Fact and fiction
When the Chico City Council takes up the issue of additional funding to complete the Bidwell Park Master Management Plan and accompanying environmental-impact report at its Tuesday (Sept. 18) meeting, it should first try to separate fact from fiction.
There’s been a lot of the latter flying about since Aug. 14. That’s when the city’s General Services director, Dennis Beardsley, sent the council a memo stating that another $100,000 was needed to complete the plan, which already has cost nearly $500,000.

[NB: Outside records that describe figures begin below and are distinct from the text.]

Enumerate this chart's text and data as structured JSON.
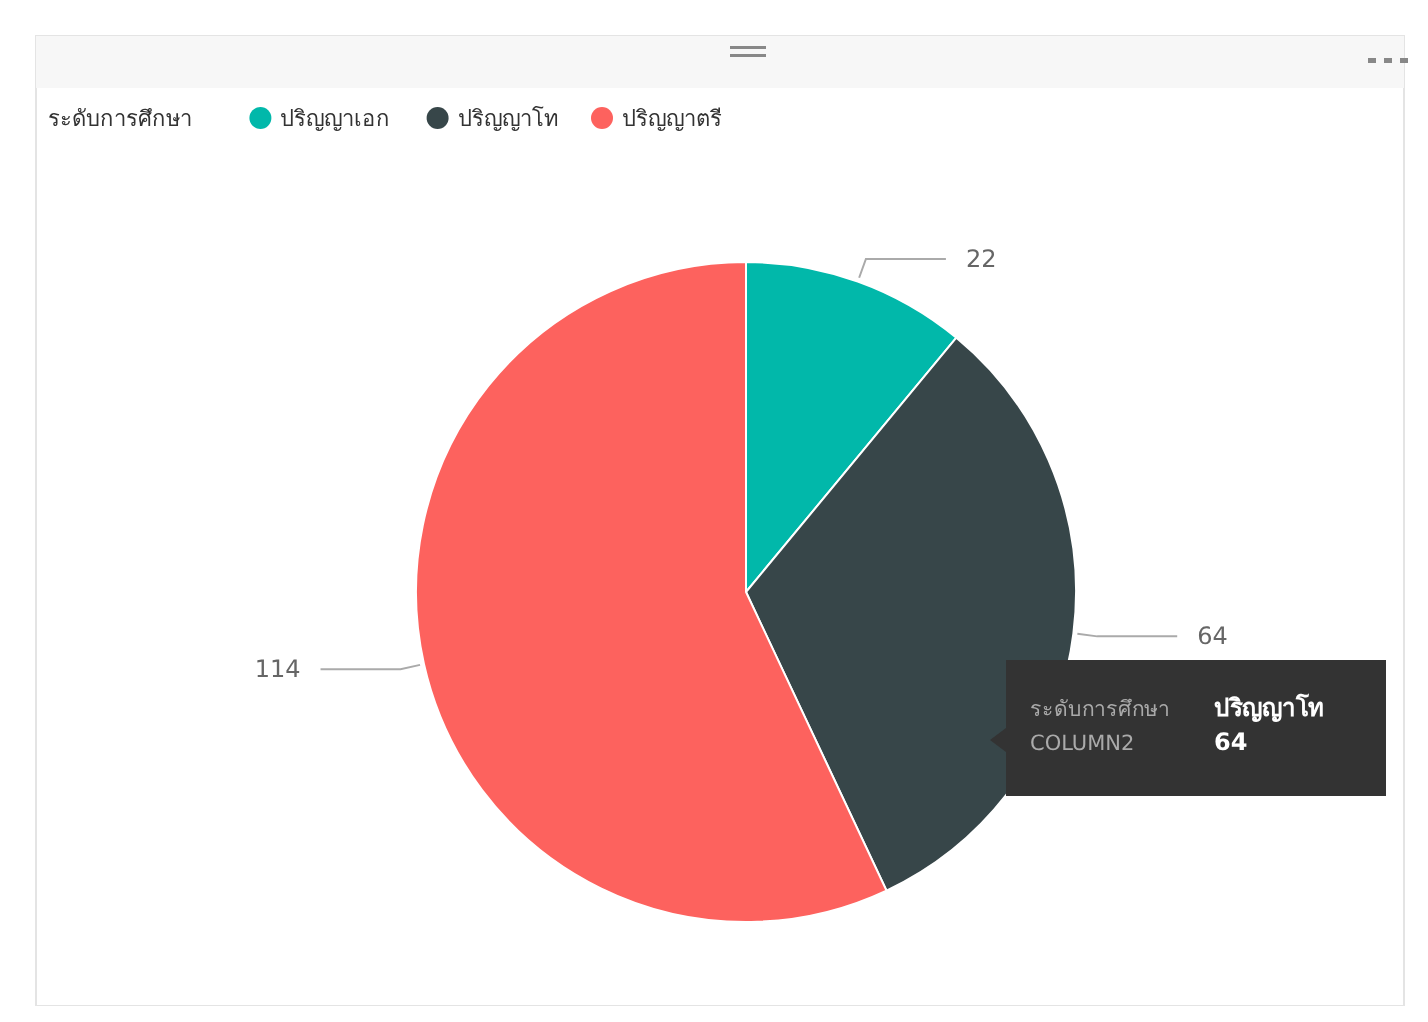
{
  "chart_data": {
    "type": "pie",
    "legend_title": "ระดับการศึกษา",
    "legend": "top left",
    "data_labels": true,
    "categories": [
      "ปริญญาเอก",
      "ปริญญาโท",
      "ปริญญาตรี"
    ],
    "values": [
      22,
      64,
      114
    ],
    "colors": [
      "#01b8aa",
      "#374649",
      "#fd625e"
    ],
    "annotations": [
      "ระดับการศึกษา",
      "ปริญญาโท",
      "COLUMN2",
      "64"
    ]
  }
}
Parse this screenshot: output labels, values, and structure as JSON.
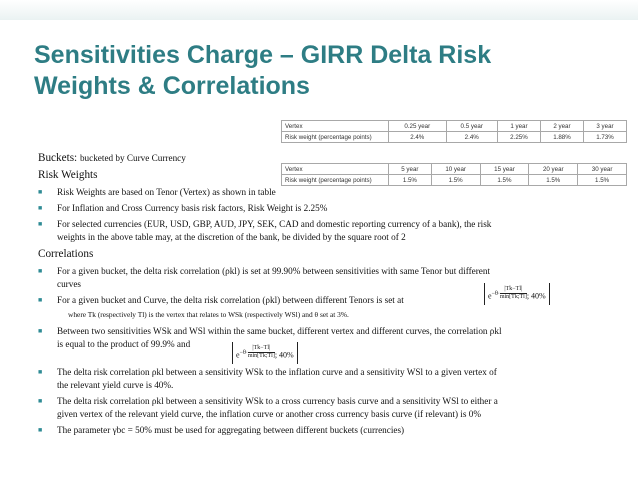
{
  "title": "Sensitivities Charge – GIRR Delta Risk Weights & Correlations",
  "table1": {
    "header": [
      "Vertex",
      "0.25 year",
      "0.5 year",
      "1 year",
      "2 year",
      "3 year"
    ],
    "row": [
      "Risk weight (percentage points)",
      "2.4%",
      "2.4%",
      "2.25%",
      "1.88%",
      "1.73%"
    ]
  },
  "table2": {
    "header": [
      "Vertex",
      "5 year",
      "10 year",
      "15 year",
      "20 year",
      "30 year"
    ],
    "row": [
      "Risk weight (percentage points)",
      "1.5%",
      "1.5%",
      "1.5%",
      "1.5%",
      "1.5%"
    ]
  },
  "buckets": {
    "label": "Buckets:",
    "text": "bucketed by Curve Currency"
  },
  "risk_weights_heading": "Risk Weights",
  "rw_bullets": [
    "Risk Weights are based on Tenor (Vertex) as shown in table",
    "For Inflation and Cross Currency basis risk factors, Risk Weight is 2.25%",
    "For selected currencies (EUR, USD, GBP, AUD, JPY, SEK, CAD and domestic reporting currency of a bank), the risk",
    "weights in the above table may, at  the discretion of the bank, be divided by the square root of 2"
  ],
  "correlations_heading": "Correlations",
  "corr": {
    "b1a": "For a given bucket, the delta risk correlation (ρkl) is set at 99.90% between sensitivities with same Tenor but different",
    "b1b": "curves",
    "b2": "For a given bucket and Curve, the delta risk correlation (ρkl) between different Tenors is set at",
    "b2_where": "where Tk (respectively Tl) is the vertex that relates to WSk (respectively WSl) and θ set at 3%.",
    "b3a": "Between two sensitivities WSk and WSl within the same bucket, different vertex and different curves, the correlation ρkl",
    "b3b": "is equal to the product of  99.9% and",
    "b4a": "The delta risk correlation ρkl between a sensitivity WSk to the inflation curve and a sensitivity WSl to a given vertex of",
    "b4b": "the relevant yield curve is 40%.",
    "b5a": "The delta risk correlation ρkl between a sensitivity WSk to a cross currency basis curve and a sensitivity WSl to either a",
    "b5b": "given vertex of the relevant yield curve, the inflation curve or another cross currency basis curve (if relevant) is 0%",
    "b6": "The parameter γbc = 50% must be used for aggregating between different buckets (currencies)"
  },
  "formula": {
    "exp_base": "e",
    "exponent_prefix": "−θ·",
    "numerator": "|Tk−Tl|",
    "denominator": "min[Tk;Tl]",
    "suffix": "; 40%"
  }
}
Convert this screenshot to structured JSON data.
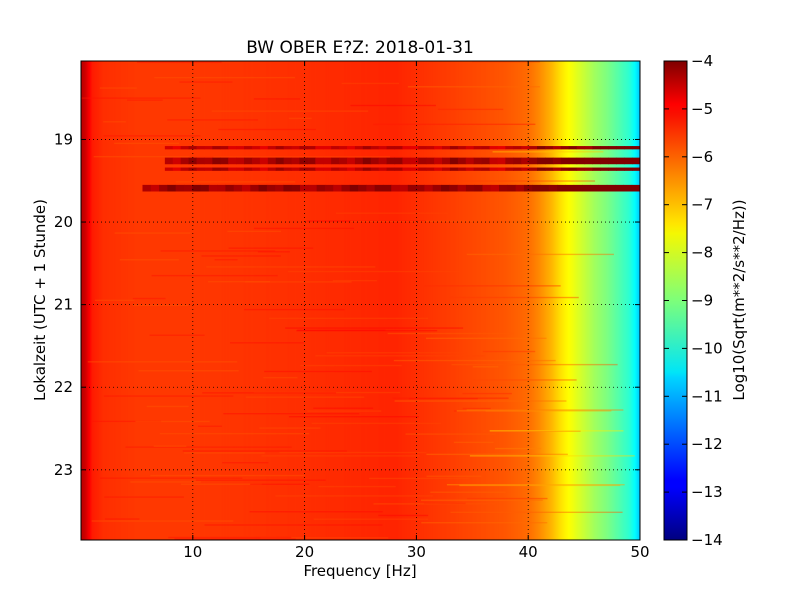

Beardsley suggested that his biggest concern was a comment letter received from the legal counsel of the group Friends of Bidwell Park, which opposes the disc-golf courses included in the plan. “A comment letter submitted by a law firm may bode of a potential legal challenge to the adequacy of the EIR,” he wrote.
He went on to state that the additional money would be used for reviewing and summarizing comments, preparing responses, making necessary edits to the draft plan and draft environmental-impact report, drafting CEQA findings and staff time—as well as potential review by outside counsel.
But, to judge by the huffing and puffing that ensued, all the 100 grand was going to legal fees, the possibility of a lawsuit had become a certainty, and Friends of Bidwell Park was at fault.
“With ‘friends’ like Friends of Bidwell Park, who needs enemies?” read one of several hostile letters to the editor of the Enterprise-Record. “Lawsuits fly, for no good reasons,” read the headline on an Aug. 30 E-R editorial, although no lawsuit had been filed.
Hiring an attorney to review a legal document does not imply a lawsuit is forthcoming. It could be just an effort to create a better document. Besides, as Beardsley wrote in his memo, “staff believes the environmental review conducted to date is sound and defendable.” Why, then, does it need further legal work? This, too, the council will need to determine.
We don’t agree with Friends of Bidwell Park about the disc-golf courses, but we appreciate the group’s work and don’t like to see it vilified without cause.
From what we can tell, the master plan and EIR need work on several fronts, not just the legal front. If they have been poorly done, blame the people who wrote them (and were paid $500,000), not those who submitted comments.